Tell us about your involvement with Asthma UK funded research projects, or external projects that we've supported you to get involved with.

My involvement has really grown over the years principally on the back of my participation as a lay member of the Asthma UK Research Panel. This led on to joining the patient input platform (PIP) for U-BIOPRED (an EU-wide research project using information and samples from adults and children to learn more about different types of asthma) where I became Chair. I have subsequently become involved in the PIP for the new RASP-UK research programme (a large scale UK research project that aims to target treatments effectively in patients with severe asthma) and I have joined the Steering Committee for an exciting new clinical trail that is evaluating the effectiveness of a new treatment - Temperature Controlled Laminar Airflow (Laser for short). I have also become involved in the wider context of medical research in the EU I am a patient expert for the European Medicines Agency and I have joined the Scientific Advisory Board of ERACoSyMed - a new multidisciplinary European consortium that joined forces to develop an implementation strategy (road map) for Systems Medicine. I think that all probably demonstrates how your involvement with asthma research on behalf of Asthma UK can grow!

Why do you think that involving people affected by asthma is an important part of Asthma UK's research programme?

I believe that the best research comes as a form of collaboration between the research community and the patients who are affected by the condition. I have seen good patient engagement lift recruitment rates, provide clarity to the supporting study documentation and provide a lay voice that can help interpret the outcomes of research into language that helps boost public interest and provide a platform to broaden support for future studies. When research is well understood and widely communicated to the public, gaining greater levels of financial support and focus become much easier.

How has being a RaP volunteer benefitted you?

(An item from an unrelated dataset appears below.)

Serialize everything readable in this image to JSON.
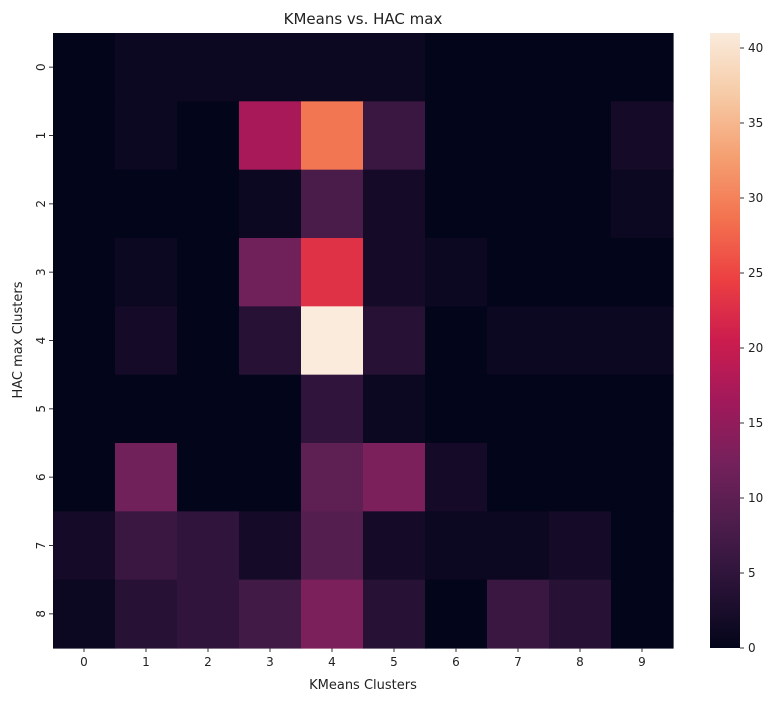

It has given me a fantastic sense of involvement and control I have learned so much to the benefit of Alex and others who I talk to about asthma barely a day goes by without it being a topic of conversation somewhere in my life. Through the volunteer activities, I have been lucky to meet some of the leading asthma researchers in the world and they have all been interested and engaged in Alex's story. Their commitment and passion to improve patient outcomes has equally driven my own engagement, and I have learned a lot about myself in the process.

What has been your best experience as a RaP volunteer so far?

Getting to the end of a big research project like U-BIOPRED has been really interesting to be part of 5 years is a long time to be involved with a project, and as in all aspects of life, there have been a fair share of ups and downs along the way. As the research now nears the end, it is really exciting to see the potential outcomes resolving hopefully for the direct benefit of all patients with severe asthma across the world as the research becomes a platform for other studies to build on.

Talking about the work of Asthma UK and the research at events has also been great to be involved in. I have spoken with alongside Alex to huge audiences at the European Respiratory Symposium in Vienna, ran a 5k with an Olympian, and met Sir Alex Ferguson and the inspiring Olympic rower, Katherine Grainger, whilst speaking at charity fundraisers. It has been fun and interesting in equal measure.

What are your hopes for Asthma UK's research, and asthma research in general, for the future?

We all want a cure don't we? It is essential that the research continues apace, and it's wonderful to see the UK leading in so much of this on the ground. The involvement of RaP volunteers is essential to help build and maintain an understanding of how asthma affects daily lives, how medication works (or not!) and what the impact of asthma is on people where priorities for treatment or support lie to help influence that research agenda.